Questo cambiamento è stato fatto per evitare l’idea che Dio possa “indurre” qualcuno in tentazione, concetto che non sarebbe coerente con la bontà e la misericordia di Dio. La frase “non ci indurre in tentazione” nella versione precedente del Padre Nostro era una traduzione letterale del testo greco originale del Vangelo di Matteo (6,13).

La traduzione latina della Vulgata, “et ne nos inducas in tentationem”, rifletteva lo stesso significato. La frase “non ci indurre in tentazione” era una traduzione piuttosto letterale dell’originale greco e latino. Il verbo “indurre” (dal latino “inducere”) trasmette l’idea di essere condotti o portati in una situazione, in questo caso, la tentazione. Per secoli, questa è stata la versione accettata e recitata dai fedeli, anche se il significato preciso poteva essere fonte di fraintendimenti.
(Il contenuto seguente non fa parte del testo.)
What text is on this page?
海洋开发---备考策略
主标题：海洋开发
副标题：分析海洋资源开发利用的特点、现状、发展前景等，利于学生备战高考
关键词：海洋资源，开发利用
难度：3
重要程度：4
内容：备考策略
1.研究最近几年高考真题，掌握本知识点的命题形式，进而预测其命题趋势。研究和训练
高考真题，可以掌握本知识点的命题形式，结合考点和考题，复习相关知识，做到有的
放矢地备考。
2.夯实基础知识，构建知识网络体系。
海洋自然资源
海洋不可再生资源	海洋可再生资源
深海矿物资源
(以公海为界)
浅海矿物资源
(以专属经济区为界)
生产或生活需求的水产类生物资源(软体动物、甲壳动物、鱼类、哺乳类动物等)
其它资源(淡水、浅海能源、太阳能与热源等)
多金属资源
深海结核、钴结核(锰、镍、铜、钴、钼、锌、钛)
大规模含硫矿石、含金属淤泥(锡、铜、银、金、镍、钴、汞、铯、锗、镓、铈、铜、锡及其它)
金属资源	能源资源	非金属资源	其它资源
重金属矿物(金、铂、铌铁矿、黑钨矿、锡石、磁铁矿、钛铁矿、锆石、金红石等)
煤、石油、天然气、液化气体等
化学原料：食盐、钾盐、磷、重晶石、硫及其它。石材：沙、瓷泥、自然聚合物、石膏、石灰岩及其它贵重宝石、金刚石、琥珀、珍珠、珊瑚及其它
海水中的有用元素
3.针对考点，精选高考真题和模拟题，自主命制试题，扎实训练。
La formulazione “non ci indurre in tentazione” poteva essere interpretata come se Dio fosse in qualche modo responsabile di condurre le persone verso la tentazione o il peccato. Questo, però, è teologicamente problematico, perché non sarebbe coerente con la natura di Dio come fonte di bene e guida verso il bene.

La nuova traduzione “non abbandonarci alla tentazione” è stata scelta per esprimere meglio il significato del testo originale, ovvero chiedere a Dio di non permettere che la tentazione ci sopraffaccia e di non lasciarci soli di fronte alle prove. Questo riflette una comprensione più chiara del fatto che Dio ci sostiene nelle difficoltà e ci dà la forza per resistere alle tentazioni. Papa Francesco e altri teologi hanno sottolineato l’importanza di una traduzione che rispecchi fedelmente il messaggio cristiano, evitando ambiguità che possano confondere i fedeli.

Il cambiamento, quindi, è stato fatto per riflettere una comprensione più accurata e teologicamente corretta del messaggio della preghiera, mantenendo fede allo spirito originale del testo ma con una formulazione che fosse più chiara e comprensibile per i fedeli di oggi.